Yama – 2 – Tensions et abandons
Je suis partie vaillante et tremblante, guerrière et inquiète pleine de ce que je crois être (une artiste), vide de ce que je peux. Après un été de doutes paralysants où chaque idée se fracassait sur le mur du possible, j'avais finalement soumis à Noa un projet sur lequel nous travaillions, fait de gazes de rouges mouvant et je venais en Israel le confronter au réel de la scène et de la danse.
Ce fut un séjour d'abandons. Abandon du connu et abandon à l'inconnu. Les gazes n'ont pas domestiqué la scene, leurs couches superposées donnant en complexité ce qu'elles devaient simplifier. Rina, la soeur et interprète, chorégraphique, de Noa me disait que je devais faire un cadre aux danseurs, pour créer de la tension. Je ne comprenais pas.
Je proposais que la danse se fasse de l'intérieur du corps, une antre aux parois accueillantes et restreignantes, une peau, théâtre de notre imaginaire.
J'étais comme une enfant devant l'océan déchainé qui ne sait pas si il doit l'affronter, le traverser ou juste le regarder, j'étais inquiète.
Qu'est ce que le réel? Existe-t-il ? Est ce cette mer devant laquelle je me débattais ou ce que je ferais d'elle, avec elle, pour elle?
Je me suis résolue à ne plus rien savoir, ni pourquoi j'étais là, ni les montagnes que j'avais déjà dépassées, ni celles que j'avais contournées. Oubliés les projets, les oeuvres, les poèmes, oublié ce qu'est la mer et ce que je suis. Oublié vous, pour lesquels je me faisais du soucis, inquiète de ne pas vous donner ce que je vous avais promis.

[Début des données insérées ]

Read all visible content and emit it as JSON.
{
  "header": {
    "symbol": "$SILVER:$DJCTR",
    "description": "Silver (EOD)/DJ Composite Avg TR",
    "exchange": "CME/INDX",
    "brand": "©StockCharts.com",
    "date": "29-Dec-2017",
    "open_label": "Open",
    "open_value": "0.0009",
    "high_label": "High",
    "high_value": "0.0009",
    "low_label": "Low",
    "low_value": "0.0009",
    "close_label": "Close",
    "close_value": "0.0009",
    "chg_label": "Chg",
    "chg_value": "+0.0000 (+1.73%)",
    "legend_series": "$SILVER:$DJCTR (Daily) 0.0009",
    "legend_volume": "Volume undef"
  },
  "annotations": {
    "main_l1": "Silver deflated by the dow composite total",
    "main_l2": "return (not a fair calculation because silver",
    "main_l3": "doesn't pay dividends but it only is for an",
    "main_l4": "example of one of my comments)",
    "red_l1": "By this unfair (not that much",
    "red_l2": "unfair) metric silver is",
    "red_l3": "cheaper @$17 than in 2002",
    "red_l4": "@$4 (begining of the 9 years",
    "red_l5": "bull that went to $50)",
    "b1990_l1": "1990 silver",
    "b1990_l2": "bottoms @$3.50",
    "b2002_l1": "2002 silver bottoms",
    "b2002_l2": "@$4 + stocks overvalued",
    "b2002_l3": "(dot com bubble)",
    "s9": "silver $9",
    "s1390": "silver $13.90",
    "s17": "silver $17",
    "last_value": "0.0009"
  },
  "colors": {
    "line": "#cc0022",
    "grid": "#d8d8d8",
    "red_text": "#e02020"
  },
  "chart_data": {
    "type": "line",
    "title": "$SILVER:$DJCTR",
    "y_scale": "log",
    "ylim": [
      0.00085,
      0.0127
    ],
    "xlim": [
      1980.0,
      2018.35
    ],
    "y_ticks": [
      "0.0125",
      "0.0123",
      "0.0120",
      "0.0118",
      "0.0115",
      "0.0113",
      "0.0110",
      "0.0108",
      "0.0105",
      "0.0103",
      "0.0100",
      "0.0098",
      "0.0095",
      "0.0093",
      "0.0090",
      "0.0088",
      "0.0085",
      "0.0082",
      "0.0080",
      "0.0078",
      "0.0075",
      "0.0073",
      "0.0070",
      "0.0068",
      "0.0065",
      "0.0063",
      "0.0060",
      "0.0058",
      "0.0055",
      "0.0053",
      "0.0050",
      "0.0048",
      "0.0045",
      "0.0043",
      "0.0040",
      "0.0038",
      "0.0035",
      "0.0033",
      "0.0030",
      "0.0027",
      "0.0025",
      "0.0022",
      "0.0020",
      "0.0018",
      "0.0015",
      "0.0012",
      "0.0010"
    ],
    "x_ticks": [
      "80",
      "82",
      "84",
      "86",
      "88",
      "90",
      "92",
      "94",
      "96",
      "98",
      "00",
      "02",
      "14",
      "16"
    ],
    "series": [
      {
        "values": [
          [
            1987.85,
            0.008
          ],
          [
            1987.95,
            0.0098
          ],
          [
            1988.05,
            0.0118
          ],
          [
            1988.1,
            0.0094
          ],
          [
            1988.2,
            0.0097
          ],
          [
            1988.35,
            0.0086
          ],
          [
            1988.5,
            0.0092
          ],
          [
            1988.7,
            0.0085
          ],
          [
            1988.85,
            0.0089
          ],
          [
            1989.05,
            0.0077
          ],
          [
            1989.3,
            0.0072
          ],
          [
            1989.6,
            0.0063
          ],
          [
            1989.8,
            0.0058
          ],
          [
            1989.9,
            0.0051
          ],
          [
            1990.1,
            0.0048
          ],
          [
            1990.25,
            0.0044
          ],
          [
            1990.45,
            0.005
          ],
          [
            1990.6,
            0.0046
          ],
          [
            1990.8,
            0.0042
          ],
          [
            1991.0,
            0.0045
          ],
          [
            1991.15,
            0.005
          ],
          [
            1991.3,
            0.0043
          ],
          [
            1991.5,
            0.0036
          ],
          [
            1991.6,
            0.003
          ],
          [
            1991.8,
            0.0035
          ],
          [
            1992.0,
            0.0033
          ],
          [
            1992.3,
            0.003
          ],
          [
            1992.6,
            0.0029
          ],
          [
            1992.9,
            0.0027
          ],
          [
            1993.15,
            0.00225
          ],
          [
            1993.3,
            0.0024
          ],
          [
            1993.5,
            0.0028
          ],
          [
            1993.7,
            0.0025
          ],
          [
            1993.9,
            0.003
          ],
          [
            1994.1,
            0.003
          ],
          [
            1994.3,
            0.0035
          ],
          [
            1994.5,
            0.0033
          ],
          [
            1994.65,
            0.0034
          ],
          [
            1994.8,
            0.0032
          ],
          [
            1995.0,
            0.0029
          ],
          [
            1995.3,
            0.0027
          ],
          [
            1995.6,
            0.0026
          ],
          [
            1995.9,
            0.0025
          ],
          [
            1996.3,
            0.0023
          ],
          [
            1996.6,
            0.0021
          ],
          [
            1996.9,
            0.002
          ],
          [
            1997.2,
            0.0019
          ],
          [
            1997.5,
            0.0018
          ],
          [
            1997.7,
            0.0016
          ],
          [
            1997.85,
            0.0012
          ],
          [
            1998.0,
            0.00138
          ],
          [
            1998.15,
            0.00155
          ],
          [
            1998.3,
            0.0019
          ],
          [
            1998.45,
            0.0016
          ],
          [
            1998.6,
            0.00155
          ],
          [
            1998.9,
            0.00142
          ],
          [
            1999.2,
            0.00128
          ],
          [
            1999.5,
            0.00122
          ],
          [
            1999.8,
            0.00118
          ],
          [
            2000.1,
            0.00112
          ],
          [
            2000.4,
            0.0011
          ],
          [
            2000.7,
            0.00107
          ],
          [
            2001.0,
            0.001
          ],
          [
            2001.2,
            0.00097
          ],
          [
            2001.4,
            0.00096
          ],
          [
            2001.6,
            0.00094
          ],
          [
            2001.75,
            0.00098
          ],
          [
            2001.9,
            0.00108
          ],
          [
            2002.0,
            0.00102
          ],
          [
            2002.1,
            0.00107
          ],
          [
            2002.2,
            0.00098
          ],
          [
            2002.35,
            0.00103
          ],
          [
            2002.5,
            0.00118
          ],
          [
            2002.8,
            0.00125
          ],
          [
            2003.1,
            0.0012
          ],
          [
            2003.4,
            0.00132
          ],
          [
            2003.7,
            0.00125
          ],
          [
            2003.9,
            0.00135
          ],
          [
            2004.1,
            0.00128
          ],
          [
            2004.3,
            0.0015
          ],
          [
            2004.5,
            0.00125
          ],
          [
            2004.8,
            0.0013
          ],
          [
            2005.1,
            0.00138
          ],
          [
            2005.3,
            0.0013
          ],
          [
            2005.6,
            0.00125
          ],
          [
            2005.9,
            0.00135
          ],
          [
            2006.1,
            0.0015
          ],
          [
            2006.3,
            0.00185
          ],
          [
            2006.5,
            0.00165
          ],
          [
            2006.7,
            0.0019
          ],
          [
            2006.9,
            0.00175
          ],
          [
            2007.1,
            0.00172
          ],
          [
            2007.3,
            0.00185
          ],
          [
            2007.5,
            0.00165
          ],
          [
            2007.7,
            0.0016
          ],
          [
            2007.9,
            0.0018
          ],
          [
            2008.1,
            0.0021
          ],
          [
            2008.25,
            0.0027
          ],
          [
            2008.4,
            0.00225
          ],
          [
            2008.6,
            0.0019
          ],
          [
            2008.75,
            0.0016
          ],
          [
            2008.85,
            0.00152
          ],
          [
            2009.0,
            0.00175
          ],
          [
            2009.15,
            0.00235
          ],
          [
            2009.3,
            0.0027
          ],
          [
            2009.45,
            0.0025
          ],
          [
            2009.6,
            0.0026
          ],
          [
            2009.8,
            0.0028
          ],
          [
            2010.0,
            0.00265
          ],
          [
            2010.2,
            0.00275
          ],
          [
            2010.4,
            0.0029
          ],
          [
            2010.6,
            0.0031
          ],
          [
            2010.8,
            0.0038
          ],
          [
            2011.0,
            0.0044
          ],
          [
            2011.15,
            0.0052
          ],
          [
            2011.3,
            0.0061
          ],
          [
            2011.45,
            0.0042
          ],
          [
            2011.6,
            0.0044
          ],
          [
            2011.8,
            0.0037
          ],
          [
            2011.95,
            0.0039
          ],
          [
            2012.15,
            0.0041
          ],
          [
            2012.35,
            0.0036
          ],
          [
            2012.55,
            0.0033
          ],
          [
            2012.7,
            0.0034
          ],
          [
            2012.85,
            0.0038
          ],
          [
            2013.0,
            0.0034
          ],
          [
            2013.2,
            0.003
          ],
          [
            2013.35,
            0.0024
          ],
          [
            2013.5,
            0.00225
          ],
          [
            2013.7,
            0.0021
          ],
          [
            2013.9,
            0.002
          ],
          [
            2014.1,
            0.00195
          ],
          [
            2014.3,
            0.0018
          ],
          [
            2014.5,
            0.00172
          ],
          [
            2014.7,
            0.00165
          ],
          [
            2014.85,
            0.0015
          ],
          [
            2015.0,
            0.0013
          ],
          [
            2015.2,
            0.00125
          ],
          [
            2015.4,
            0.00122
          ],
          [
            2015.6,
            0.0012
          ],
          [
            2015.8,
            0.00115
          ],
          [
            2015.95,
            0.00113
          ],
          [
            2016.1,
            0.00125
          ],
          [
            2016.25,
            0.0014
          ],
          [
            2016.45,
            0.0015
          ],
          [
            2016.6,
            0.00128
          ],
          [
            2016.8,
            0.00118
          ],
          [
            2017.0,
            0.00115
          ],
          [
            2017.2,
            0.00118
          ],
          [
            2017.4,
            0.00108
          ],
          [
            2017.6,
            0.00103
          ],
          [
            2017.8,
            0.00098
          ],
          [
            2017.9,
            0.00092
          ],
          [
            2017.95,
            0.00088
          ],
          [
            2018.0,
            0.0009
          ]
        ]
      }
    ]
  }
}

Que vous avais-je promis? Un voyage en terre inconnue, partager avec vous ce processus incertain.
Dépouillée de mes attentes, je me suis oubliée aussi, abandonnée à ce qui forcement viendra. Je suis rentrée dans l'eau, y ai entrainé Noa. Et nous avons joué aux possibles, oubliant ce qui était enfant et ce qui était vagues.
De retour depuis 15 jours, le vertige m'a repris, je vais y donner forme. C'est le chemin qui est le voyage, merci.